Some of the major changes don’t bother me at all. Although I’m getting old, I still relish the changes that involve physical activity. Over the past three years, we’ve dropped our household electricity use between 30 and 50 percent, depending on the season. I don’t use electric appliances much at all anymore. I sweep rather than vacuum. We turn off appliances that consume energy even while idle. Bringing down our natural gas use has been harder, maybe down 20 percent. We’ve lowered our winter “high” on our thermostat to 65 with 60 at night. During the summers, I turned on the air conditioning twice last summer and run it for a total of perhaps three hours. The house was fine. It’s pleasant to be in a house that’s close to 80 when it’s well over 90 outside. These are not painful adjustments.

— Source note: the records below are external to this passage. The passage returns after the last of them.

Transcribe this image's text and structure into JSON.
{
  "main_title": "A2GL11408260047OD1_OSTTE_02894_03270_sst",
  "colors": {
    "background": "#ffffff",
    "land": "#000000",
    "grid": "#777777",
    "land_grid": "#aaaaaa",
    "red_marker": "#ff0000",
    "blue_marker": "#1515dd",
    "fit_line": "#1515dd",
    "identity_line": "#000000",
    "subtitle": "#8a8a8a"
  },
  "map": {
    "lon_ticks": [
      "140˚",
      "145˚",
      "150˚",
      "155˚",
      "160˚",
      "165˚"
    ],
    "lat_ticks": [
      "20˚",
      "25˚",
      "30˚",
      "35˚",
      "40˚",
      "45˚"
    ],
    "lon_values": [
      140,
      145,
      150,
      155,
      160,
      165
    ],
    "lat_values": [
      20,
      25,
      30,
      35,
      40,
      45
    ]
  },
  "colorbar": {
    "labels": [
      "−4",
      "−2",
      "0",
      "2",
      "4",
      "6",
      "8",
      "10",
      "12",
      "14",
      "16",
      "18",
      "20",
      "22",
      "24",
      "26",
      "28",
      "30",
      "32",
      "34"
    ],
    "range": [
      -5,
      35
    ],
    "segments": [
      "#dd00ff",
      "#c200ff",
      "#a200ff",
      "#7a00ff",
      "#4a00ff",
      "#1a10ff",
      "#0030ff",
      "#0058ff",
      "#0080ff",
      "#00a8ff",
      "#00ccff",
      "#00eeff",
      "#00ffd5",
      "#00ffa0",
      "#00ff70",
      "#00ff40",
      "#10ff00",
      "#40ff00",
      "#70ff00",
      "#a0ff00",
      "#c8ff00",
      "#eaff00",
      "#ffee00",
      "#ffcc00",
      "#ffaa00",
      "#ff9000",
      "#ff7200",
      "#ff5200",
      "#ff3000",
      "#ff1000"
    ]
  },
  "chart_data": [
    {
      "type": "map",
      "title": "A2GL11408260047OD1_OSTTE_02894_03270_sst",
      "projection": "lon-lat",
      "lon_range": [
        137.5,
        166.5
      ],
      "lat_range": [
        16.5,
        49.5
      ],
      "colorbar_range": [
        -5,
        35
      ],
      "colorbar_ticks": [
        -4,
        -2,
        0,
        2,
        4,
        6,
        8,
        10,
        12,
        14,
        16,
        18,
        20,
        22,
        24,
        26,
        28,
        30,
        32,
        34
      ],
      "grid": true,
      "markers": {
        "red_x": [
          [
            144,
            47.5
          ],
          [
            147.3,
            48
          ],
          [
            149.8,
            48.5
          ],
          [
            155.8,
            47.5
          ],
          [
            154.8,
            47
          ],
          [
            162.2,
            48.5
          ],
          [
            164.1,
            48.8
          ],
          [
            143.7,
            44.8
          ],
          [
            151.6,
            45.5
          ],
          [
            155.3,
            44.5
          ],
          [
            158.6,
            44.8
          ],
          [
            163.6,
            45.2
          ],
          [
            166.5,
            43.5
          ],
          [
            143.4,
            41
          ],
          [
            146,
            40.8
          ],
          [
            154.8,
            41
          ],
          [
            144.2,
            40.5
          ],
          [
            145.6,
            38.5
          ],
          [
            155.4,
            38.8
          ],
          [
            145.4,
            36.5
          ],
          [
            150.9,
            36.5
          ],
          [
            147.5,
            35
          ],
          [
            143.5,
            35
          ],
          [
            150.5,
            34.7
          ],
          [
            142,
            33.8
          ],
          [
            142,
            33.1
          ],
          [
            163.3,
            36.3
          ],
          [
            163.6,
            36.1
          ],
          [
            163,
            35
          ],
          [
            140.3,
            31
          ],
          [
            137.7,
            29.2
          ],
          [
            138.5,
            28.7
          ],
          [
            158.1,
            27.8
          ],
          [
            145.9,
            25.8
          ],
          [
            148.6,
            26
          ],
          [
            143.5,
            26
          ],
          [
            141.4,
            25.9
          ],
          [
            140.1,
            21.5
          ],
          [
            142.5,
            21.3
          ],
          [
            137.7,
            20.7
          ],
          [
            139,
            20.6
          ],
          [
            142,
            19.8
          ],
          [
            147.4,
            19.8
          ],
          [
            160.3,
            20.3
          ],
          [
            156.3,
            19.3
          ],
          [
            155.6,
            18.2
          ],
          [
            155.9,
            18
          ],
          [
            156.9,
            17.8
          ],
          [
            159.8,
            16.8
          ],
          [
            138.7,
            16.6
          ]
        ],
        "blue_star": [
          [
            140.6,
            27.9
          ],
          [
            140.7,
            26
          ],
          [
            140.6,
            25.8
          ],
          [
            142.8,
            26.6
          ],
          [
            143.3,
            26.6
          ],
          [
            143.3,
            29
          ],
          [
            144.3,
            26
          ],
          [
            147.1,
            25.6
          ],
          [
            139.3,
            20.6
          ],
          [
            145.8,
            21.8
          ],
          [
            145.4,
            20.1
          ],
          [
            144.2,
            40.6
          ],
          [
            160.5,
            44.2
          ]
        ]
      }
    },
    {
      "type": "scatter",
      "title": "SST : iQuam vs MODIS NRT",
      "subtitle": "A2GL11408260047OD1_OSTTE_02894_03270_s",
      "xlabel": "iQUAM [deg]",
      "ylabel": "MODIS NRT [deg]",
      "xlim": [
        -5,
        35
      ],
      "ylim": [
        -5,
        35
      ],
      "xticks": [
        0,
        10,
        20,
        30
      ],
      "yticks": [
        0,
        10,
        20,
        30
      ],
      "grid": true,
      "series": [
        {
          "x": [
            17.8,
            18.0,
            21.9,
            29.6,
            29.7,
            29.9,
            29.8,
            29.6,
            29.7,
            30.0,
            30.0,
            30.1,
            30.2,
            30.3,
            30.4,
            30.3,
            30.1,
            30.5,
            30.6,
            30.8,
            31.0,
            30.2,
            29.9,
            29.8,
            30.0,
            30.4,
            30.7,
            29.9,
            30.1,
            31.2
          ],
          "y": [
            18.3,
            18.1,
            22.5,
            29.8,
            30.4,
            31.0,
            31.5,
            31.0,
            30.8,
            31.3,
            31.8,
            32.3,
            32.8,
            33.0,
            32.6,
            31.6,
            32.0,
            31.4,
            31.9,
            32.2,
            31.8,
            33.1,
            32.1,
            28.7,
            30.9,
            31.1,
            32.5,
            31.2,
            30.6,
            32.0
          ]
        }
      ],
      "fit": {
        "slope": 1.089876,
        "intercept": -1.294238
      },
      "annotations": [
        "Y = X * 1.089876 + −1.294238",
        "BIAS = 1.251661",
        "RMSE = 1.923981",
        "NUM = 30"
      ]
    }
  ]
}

The heavy work outside is becoming a slight problem, but only because I’m getting old. Getting up off my knees is no longer easy, but I still love physical labor. I’ve probably dug several hundred fence posts in the last thirty years. Even though channeling irrigation water is a tedious challenge and backbreaking, I don’t even mind that too much, although my knees complain. I planned ahead with my vegetable gardens, so those are all raised, but the native grasses and wildflowers take bending. Still, this is routine, not a real change of lifestyle.

My concerns about the future revolve around what many see as the need to return to a traditional, community-oriented society. As everything starts to crumble and implode, much of the current American way of life must–will–change. The restructuring to a traditional culture is going to cause problems for me. As a shy, over-educated person, I don’t like some of the conclusions that reality is forcing on me. Specifically, I don’t like the idea of needing to shut up and get along with everyone, something community demands.

To a great extent, I do OK at my job, but that’s because my job fits my personality perfectly. In short, I’m paid to convince people that the methods I teach are practical and useful. I find it easy to be cheerful with students. So far, so good. But I have no idea how long that’s going to hold, but that’s not my central issue. My worry is that living within a closer community will require more tongue-biting than I like and more smoozing than I care to indulge in. Meetings, even picnics, are times of dread for me. In short, I don’t like the aspects of community will require sitting around, being patient and tolerant of ignorance, and all sorts of submergence of the self. I don’t know how well I’m going to handle that at all. With luck I won’t have to, but it’s hard to judge how quickly the world, the country, the state, the county, and the neighborhood will change. Days? Months? Decades?